Menurut Bambang, pendampingan simultan dari pemerintah dibutuhkan demi mendorong kemandirian warga dalam mengelola hasil berkesenian. Pendampingan itu, ujarnya, meliputi aspek manajemen dan olah kreativitas.
Terkait hasil karya dari program Kemendikbud, seperti “Instalasi Harmoni(S)”, Bambang menilai, pemantauan pemerintah diperlukan untuk memastikan karya yang dibuat lebih terasa manfaatnya bagi warga setempat. Beberapa aspek yang membutuhkan pengembangan, yakni pengemasan dan pemasaran kerajinan dari resam yang dihasilkan warga.
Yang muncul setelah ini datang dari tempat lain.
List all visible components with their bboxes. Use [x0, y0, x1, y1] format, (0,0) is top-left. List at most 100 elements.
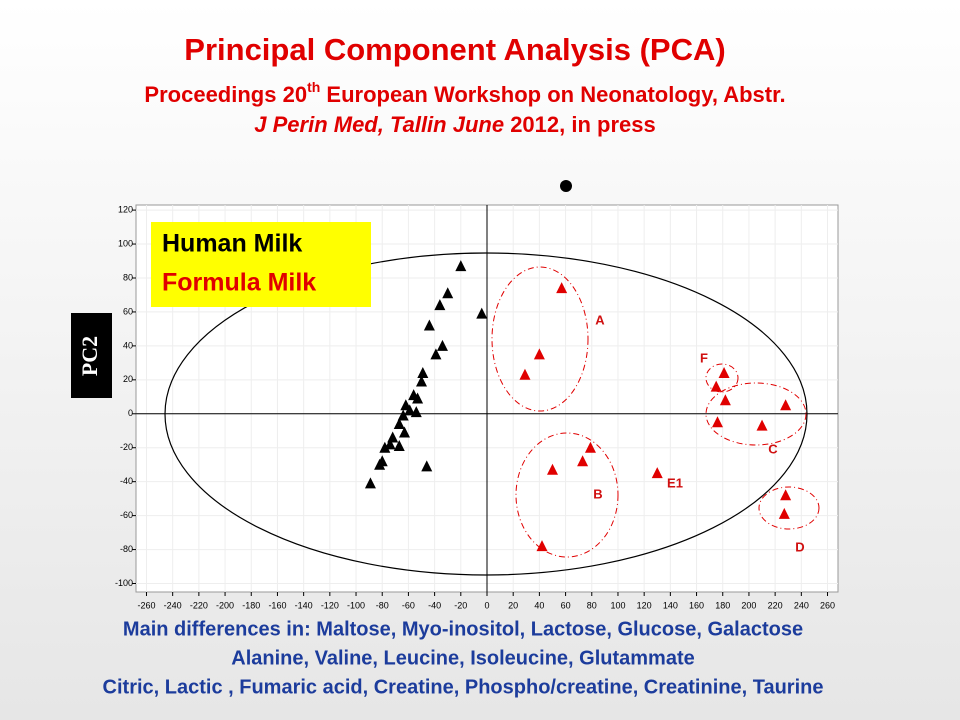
- point: [430, 348, 442, 360]
- x-tick-label: -220: [190, 600, 208, 610]
- point: [756, 419, 768, 431]
- citation-part: J Perin Med, Tallin June: [254, 112, 504, 137]
- x-tick-label: -140: [295, 600, 313, 610]
- y-tick-label: -40: [120, 476, 133, 486]
- y-tick-label: 60: [123, 306, 133, 316]
- point: [519, 368, 531, 380]
- y-axis-label: PC2: [77, 336, 102, 376]
- y-label-box: [71, 313, 112, 398]
- group-label: A: [595, 312, 605, 327]
- point: [577, 455, 589, 467]
- point: [455, 260, 467, 272]
- point: [436, 339, 448, 351]
- x-tick-label: 160: [689, 600, 704, 610]
- y-tick-label: 100: [118, 238, 133, 248]
- point: [533, 348, 545, 360]
- x-tick-label: 40: [534, 600, 544, 610]
- legend: [151, 222, 371, 307]
- point: [374, 458, 386, 470]
- x-tick-label: -240: [164, 600, 182, 610]
- group-ellipse: [758, 486, 820, 530]
- x-tick-label: 140: [663, 600, 678, 610]
- x-tick-label: -80: [376, 600, 389, 610]
- subtitle-sup: th: [307, 79, 320, 95]
- y-tick-label: 40: [123, 340, 133, 350]
- legend-items: Human Milk Formula Milk: [162, 230, 316, 297]
- point: [710, 380, 722, 392]
- citation: J Perin Med, Tallin June 2012, in press: [254, 112, 655, 137]
- x-tick-label: 180: [715, 600, 730, 610]
- group-ellipse: [705, 382, 807, 446]
- point: [556, 282, 568, 294]
- y-tick-label: 0: [128, 408, 133, 418]
- point: [364, 477, 376, 489]
- subtitle: Proceedings 20th European Workshop on Ne…: [144, 79, 785, 107]
- y-tick-label: -60: [120, 510, 133, 520]
- point: [651, 467, 663, 479]
- point: [778, 507, 790, 519]
- footer-line: Citric, Lactic , Fumaric acid, Creatine,…: [103, 676, 824, 698]
- x-tick-label: -200: [216, 600, 234, 610]
- group-label: C: [768, 441, 778, 456]
- group-ellipse: [515, 432, 619, 558]
- point: [412, 392, 424, 404]
- subtitle-part: Proceedings 20: [144, 82, 307, 107]
- point: [476, 307, 488, 319]
- point: [442, 287, 454, 299]
- x-tick-label: -180: [242, 600, 260, 610]
- point: [384, 438, 396, 450]
- x-tick-label: 240: [794, 600, 809, 610]
- group-label: E1: [667, 475, 683, 490]
- point: [393, 440, 405, 452]
- point: [398, 426, 410, 438]
- y-tick-label: 20: [123, 374, 133, 384]
- point: [421, 460, 433, 472]
- point: [417, 367, 429, 379]
- group-label: D: [795, 539, 804, 554]
- x-tick-label: -100: [347, 600, 365, 610]
- point: [397, 409, 409, 421]
- y-tick-label: 120: [118, 204, 133, 214]
- point: [393, 417, 405, 429]
- point: [780, 489, 792, 501]
- point: [416, 375, 428, 387]
- x-tick-label: 100: [610, 600, 625, 610]
- point: [423, 319, 435, 331]
- point: [404, 404, 416, 416]
- dot: [560, 180, 572, 192]
- group-ellipse: [491, 266, 589, 412]
- point: [536, 540, 548, 552]
- point: [379, 441, 391, 453]
- footer-line: Alanine, Valine, Leucine, Isoleucine, Gl…: [231, 647, 694, 669]
- group-label: B: [593, 486, 602, 501]
- x-tick-label: -40: [428, 600, 441, 610]
- subtitle-part: European Workshop on Neonatology, Abstr.: [320, 82, 785, 107]
- legend-label: Human Milk: [162, 230, 302, 258]
- point: [410, 406, 422, 418]
- x-tick-label: 20: [508, 600, 518, 610]
- point: [546, 463, 558, 475]
- y-tick-label: -20: [120, 442, 133, 452]
- x-tick-label: 200: [741, 600, 756, 610]
- citation-part: 2012, in press: [504, 112, 656, 137]
- footer-line: Main differences in: Maltose, Myo-inosit…: [123, 618, 803, 640]
- x-tick-label: -160: [268, 600, 286, 610]
- point: [434, 299, 446, 311]
- x-tick-label: 60: [561, 600, 571, 610]
- x-tick-label: 120: [637, 600, 652, 610]
- point: [719, 394, 731, 406]
- y-tick-label: 80: [123, 272, 133, 282]
- x-tick-label: 220: [768, 600, 783, 610]
- point: [780, 399, 792, 411]
- chart-title: Principal Component Analysis (PCA): [184, 32, 725, 67]
- y-tick-label: -100: [115, 578, 133, 588]
- x-tick-label: 260: [820, 600, 835, 610]
- point: [584, 441, 596, 453]
- confidence-ellipse: [164, 252, 808, 576]
- x-tick-label: -120: [321, 600, 339, 610]
- x-tick-label: -20: [454, 600, 467, 610]
- group-ellipse: [705, 363, 739, 393]
- y-tick-label: -80: [120, 544, 133, 554]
“Outcome dari karya ini belum ada, karena perlu waktu dan dorongan keterlibatan masyarakat setempat. Perlu minimal satu tahun untuk menghasilkan outcome yang memberikan manfaat bagi masyarakat,” katanya.
Di sisi lain, pandemi Covid-19 membawa tantangan dalam pola apresiasi dan penyajian karya. Ia berpendapat, peralihan pameran dari konvensional ke virtual masih butuh proses panjang. Menurut Bambang, ruang memengaruhi serapan dalam mengapresiasi sebuah karya seni rupa. Hal itu, kata dia, akan terhambat dalam aspek virtual.
“Kita masih perlu pembiasaan budaya online. Ciri dari seni itu harus dapat dirasakan atmosfer karyanya,” kata dia.
“Hanya kalangan usia muda yang terbiasa daring, sedangkan kolektor cenderung langsung melihat karya di lokasi.”